Bismillahirrahmanirrahim Elhamdülillahi rabbil âlemin vesselatu vesselamu ala seyyidina muhammedin nebiyyil ümmi ve ala alihi ve sahbihi ve sellim.
Dünya hayatınız boyunca ne yaptınız? Elinizde ne var? Hayatınızda ne biriktirdiniz? Zamanın içine ne sığdırdınız? Mesela bu ay ne yaptınız? Zamanlara değer katan, mekânlara değer katan zamanın içinde olan ameli salihlerdir. Bir mekâna kudsiyet atfeden şey o mekânda hâsıl olan amel-i salihlerdir.

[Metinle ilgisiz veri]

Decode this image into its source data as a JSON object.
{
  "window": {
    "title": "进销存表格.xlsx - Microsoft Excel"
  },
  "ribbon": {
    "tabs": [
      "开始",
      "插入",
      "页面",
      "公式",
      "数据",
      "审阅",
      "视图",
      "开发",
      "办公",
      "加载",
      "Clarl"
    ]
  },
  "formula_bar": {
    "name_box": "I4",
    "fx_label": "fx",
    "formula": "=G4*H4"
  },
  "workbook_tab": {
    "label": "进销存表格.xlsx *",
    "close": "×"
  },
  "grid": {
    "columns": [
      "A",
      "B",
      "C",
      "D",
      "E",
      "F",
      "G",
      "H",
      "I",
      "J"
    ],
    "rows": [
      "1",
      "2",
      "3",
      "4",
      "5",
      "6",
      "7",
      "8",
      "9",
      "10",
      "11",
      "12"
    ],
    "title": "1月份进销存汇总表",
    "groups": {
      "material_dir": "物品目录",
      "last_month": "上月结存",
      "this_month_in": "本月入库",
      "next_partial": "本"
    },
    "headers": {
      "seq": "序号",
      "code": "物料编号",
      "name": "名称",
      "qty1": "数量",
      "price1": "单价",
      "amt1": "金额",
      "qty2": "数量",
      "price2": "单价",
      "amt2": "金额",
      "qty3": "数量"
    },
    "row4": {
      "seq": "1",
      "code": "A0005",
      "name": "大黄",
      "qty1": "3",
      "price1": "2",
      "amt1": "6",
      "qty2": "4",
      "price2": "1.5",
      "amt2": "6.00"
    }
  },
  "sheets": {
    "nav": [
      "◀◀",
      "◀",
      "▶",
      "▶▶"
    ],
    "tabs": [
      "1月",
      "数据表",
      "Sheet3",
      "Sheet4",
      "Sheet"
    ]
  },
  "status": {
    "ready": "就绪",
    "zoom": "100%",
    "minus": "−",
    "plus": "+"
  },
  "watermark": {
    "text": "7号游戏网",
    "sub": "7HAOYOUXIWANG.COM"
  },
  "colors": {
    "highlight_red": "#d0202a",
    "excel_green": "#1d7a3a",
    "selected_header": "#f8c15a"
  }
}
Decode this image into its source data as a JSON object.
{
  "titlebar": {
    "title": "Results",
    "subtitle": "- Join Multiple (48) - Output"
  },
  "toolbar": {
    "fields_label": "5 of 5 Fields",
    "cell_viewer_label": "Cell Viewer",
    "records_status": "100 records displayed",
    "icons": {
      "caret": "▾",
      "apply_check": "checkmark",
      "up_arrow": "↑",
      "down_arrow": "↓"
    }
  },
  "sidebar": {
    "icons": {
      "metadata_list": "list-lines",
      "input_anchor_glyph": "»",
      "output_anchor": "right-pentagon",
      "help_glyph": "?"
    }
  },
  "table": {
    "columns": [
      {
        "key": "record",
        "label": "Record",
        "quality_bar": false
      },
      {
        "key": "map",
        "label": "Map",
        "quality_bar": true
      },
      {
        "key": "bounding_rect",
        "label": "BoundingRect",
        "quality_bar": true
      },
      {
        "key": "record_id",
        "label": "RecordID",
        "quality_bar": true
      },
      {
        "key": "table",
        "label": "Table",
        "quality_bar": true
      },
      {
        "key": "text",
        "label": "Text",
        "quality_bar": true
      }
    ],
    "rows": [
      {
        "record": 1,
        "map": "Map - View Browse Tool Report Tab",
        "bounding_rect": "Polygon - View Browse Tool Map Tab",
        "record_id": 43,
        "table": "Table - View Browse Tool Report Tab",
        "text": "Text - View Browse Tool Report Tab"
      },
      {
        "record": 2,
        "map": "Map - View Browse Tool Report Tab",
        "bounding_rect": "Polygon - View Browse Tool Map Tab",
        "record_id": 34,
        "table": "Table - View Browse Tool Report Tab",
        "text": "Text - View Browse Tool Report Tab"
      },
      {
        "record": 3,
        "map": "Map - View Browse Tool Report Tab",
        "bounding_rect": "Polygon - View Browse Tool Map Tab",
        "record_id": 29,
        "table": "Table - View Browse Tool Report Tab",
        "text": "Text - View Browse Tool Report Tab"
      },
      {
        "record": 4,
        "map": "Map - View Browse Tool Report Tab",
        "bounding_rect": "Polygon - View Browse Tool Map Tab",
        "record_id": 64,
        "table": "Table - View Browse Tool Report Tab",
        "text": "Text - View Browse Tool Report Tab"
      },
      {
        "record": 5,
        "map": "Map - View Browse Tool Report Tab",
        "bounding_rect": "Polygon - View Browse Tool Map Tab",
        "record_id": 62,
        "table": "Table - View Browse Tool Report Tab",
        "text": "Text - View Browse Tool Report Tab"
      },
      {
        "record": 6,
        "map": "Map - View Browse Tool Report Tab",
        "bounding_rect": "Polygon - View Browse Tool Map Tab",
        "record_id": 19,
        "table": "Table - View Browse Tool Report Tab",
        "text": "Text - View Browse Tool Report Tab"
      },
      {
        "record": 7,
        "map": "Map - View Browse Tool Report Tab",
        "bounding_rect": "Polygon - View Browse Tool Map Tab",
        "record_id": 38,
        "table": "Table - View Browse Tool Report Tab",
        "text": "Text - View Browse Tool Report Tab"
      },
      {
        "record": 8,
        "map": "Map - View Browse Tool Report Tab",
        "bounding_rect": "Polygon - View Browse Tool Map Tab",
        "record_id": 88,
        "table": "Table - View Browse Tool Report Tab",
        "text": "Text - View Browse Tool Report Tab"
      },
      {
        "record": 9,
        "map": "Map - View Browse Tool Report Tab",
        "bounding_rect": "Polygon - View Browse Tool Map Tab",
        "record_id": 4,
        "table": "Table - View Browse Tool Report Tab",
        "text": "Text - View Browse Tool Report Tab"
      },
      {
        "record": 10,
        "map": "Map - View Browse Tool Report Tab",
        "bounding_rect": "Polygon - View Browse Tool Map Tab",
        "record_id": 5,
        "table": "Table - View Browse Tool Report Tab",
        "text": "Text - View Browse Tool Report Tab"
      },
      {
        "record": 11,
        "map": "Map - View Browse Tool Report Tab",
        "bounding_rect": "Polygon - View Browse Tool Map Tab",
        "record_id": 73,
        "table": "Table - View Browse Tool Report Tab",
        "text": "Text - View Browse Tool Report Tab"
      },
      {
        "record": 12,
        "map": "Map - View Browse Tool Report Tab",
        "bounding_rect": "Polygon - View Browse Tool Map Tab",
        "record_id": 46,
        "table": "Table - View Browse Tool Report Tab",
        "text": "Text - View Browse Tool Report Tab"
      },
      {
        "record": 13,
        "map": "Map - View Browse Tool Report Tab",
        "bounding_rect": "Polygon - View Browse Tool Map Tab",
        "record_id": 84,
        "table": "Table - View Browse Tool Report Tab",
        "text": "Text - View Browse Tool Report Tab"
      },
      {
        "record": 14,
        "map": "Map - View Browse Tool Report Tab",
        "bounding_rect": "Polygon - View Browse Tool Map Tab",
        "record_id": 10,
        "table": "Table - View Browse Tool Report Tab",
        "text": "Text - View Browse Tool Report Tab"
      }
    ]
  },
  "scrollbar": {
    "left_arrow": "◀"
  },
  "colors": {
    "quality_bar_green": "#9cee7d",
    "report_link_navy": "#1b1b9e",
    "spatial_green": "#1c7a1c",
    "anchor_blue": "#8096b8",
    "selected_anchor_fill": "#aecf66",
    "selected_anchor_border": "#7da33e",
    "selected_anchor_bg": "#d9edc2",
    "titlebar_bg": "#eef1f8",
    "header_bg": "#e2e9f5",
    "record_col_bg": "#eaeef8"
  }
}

Aslında bütün bunlar sizin için bir araç, bir vesiledir.
Allahu Teâla bunu bizden sual edecektir. Hizmet; neye hizmet? Kime hizmettir? Bir
sonraki hayatınızdaki kendinize hizmettir. Tarlanızı şimdiden ekin ki yarın hasat mevsimi veyahut kış mevsimi geldiğinde ektiğinizi biçesiniz. O mevsimde artık çalışma yoktur. Dünyada yaşadığımız 30-40 yılın neticesinde, tabiatımızın adeta birer parçası haline gelen şeylerden sıyrılmak zordur. Ama inşallah Allah sizlere kuvvet verir. Doktora gittiğinizde, doktor size şekerden uzak durulması gereken bir diyet verdiğinde bu insan için çok zordur. Bakıldığında insan hayatında çok yer tutuyor. Doktor hayatınıza girmiş birkaç şeyden bir bile dahi insanı men ettiğinde bu insana çok zor geliyor. Dünyanın metalarından bir tanesini söylüyoruz. Bir tane alışkanlıktan sıyrılmak için bile en az 40 günlük riyazet gerekiyor. 40 gün dişini sıkacak; fiziksel alışkanlık, zihinsel alışkanlık ve ruhsal alışkanlıklardan kurtulana kadar. Yani hafızasından silinene kadar.Dünyada sınava tabiyiz. Allahu Teâla’nın rahmeti ile insan belki bir gün kendine gelir. Ama şunu da bilmek lazım; insan dünyaya ne kadar meylederse bilsin ki doyum hissi hiçbir zaman olmayacaktır. Bu şuna benzer ki; midenizi ikide biri kadar yemek ile doyuruyorsunuz fakat doyum hissini size veren Allah’tır. Farz edin ki mide doymayı hissetmiyor. Su içiyorsunuz kanmıyorsunuz. O dürtüyü veren Allah’tır. Ya öyle olmasa ne yapacaktınız? Hiçbir zaman doymayacaktınız. Dünya böyledir. Dünyadan maksat; insan ile Allah arasında olan, insana Allah’ı unutturan şeylerdir. Yediğiniz, içtiğiniz, gezdiğiniz ne varsa Allah ile ilişkilendirmiyorsanız o dünyadadır. Onu kalbinize attığınız andan itibaren ruhunuzu onunla doyurmaya çalıştığınız andan itibaren bilin ki ne kadar içinize atarsanız atın ruhunuz onunla doymaz. Onun için Kur’an- ı Kerim bizi ikaz diyor: “e lâ bi zikrillâhi tatmainnul kulûb” (Râd,28) “E lâ” kulaklarınızı dört açın, kalpleriniz ancak Allah’ın zikri ile mutmain olur.
Yolculuğumuz sırasında şu anki uğrak yerimiz dünyadır. Nasıl ki yolculukta bir tesise uğrayıp geçiyorsak; dünyada da öyledir. Ama ahiret hayatımız buraya bağlıdır. Gelecekteki kaderimizi amel-i salih yaparak belirliyoruz adeta seçimimizi şimdiden yapıyoruz. Geleceğimizi, cennetimizi ona göre belirliyoruz. Kalp hangi tarafa mührünü basıyorsa siz oradan sayılıyorsunuz. Onun tercihini ve seçimini yapıyorsunuz. Eğer kalbiniz dünyaya mührünü basıyorsa dünyalık sayılıyorsunuz; kalbinize bakın eğer ahiret tarafı daha ağır basıyorsa siz ahiretin çocuğusunuz.